30 Ağustos: Zaferin ve Maneviyatın Birlikteliği
Her yıl 30 Ağustos geldiğinde, sadece bir zaferi değil, aynı zamanda milletimizin azim ve kararlılığını da hatırlıyoruz. 1922’de Dumlupınar’da kazanılan bu zafer, yalnızca top ve tüfekle elde edilmedi; gönüllerdeki inanç, vatan sevgisi ve bağımsızlık iradesiyle taçlandı.
Zafer Bayramı, askeri başarıların ötesinde, bir milletin ruhunun yükselişini simgeler. Her bir karış toprağı, kahramanlık hikayeleriyle doludur; her bir kahraman, özgürlüğün ne kadar kıymetli olduğunu bizlere anlatır. Bugün bizler, bu manevi mirası anlamak ve yaşatmakla yükümlüyüz.

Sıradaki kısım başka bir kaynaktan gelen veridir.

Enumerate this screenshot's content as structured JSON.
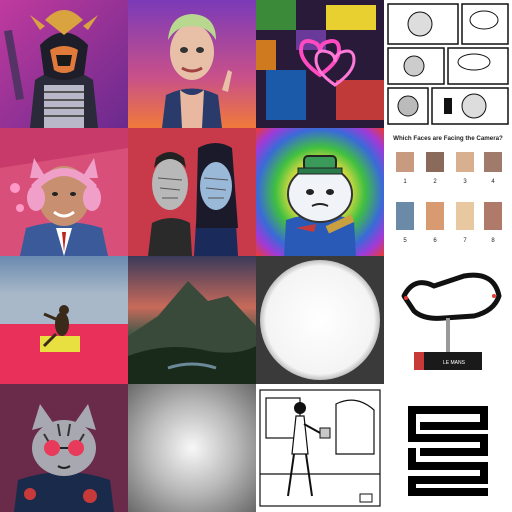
{
  "tiles": [
    {
      "index": 1,
      "icon": "samurai-robot-image"
    },
    {
      "index": 2,
      "icon": "caricature-portrait-image"
    },
    {
      "index": 3,
      "icon": "neon-glitch-hearts-image"
    },
    {
      "index": 4,
      "icon": "manga-page-image"
    },
    {
      "index": 5,
      "icon": "cat-headphones-graffiti-image"
    },
    {
      "index": 6,
      "icon": "distorted-faces-image"
    },
    {
      "index": 7,
      "icon": "cartoon-snowman-rainbow-image"
    },
    {
      "index": 8,
      "icon": "faces-grid-image",
      "title": "Which Faces are Facing the Camera?",
      "numbers": [
        "1",
        "2",
        "3",
        "4",
        "5",
        "6",
        "7",
        "8"
      ]
    },
    {
      "index": 9,
      "icon": "figure-on-red-image"
    },
    {
      "index": 10,
      "icon": "mountain-sunset-image"
    },
    {
      "index": 11,
      "icon": "white-circle-image"
    },
    {
      "index": 12,
      "icon": "race-track-model-image",
      "caption": "LE MANS"
    },
    {
      "index": 13,
      "icon": "cat-sunglasses-image"
    },
    {
      "index": 14,
      "icon": "gray-radial-gradient-image"
    },
    {
      "index": 15,
      "icon": "line-art-figure-image"
    },
    {
      "index": 16,
      "icon": "maze-glyph-image"
    }
  ]
}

Düşünürsek, zafer sadece kazanılan savaş değildir. O, aynı zamanda birlik ve beraberlik içinde kenetlenmeyi, zorluklara karşı yılmadan mücadele etmeyi de ifade eder. 30 Ağustos, işte bu ruhun yılmaz bir simgesidir. Çocuklarımıza, gençlerimize bu günün sadece bir resmi tatil olmadığını anlatmak, tarihimizin manevi değerlerini aktarmak en büyük sorumluluğumuzdur.
Bugün, zaferin coşkusunu kutlarken, aynı zamanda şehitlerimizi saygıyla rahmetle anıyor, onların emanetine sahip çıkacağımıza dair içten bir söz veriyoruz.
30 Ağustos, sadece geçmişin hatırlanması değil; geleceğe umut ve inançla bakmanın da sembolüdür.
Ne mutlu bize ki, böylesine güçlü bir manevi mirasa sahibiz. Ne mutlu Türk milletine!
Ne Mutlu Türküm Diyene.
Saygılarımla.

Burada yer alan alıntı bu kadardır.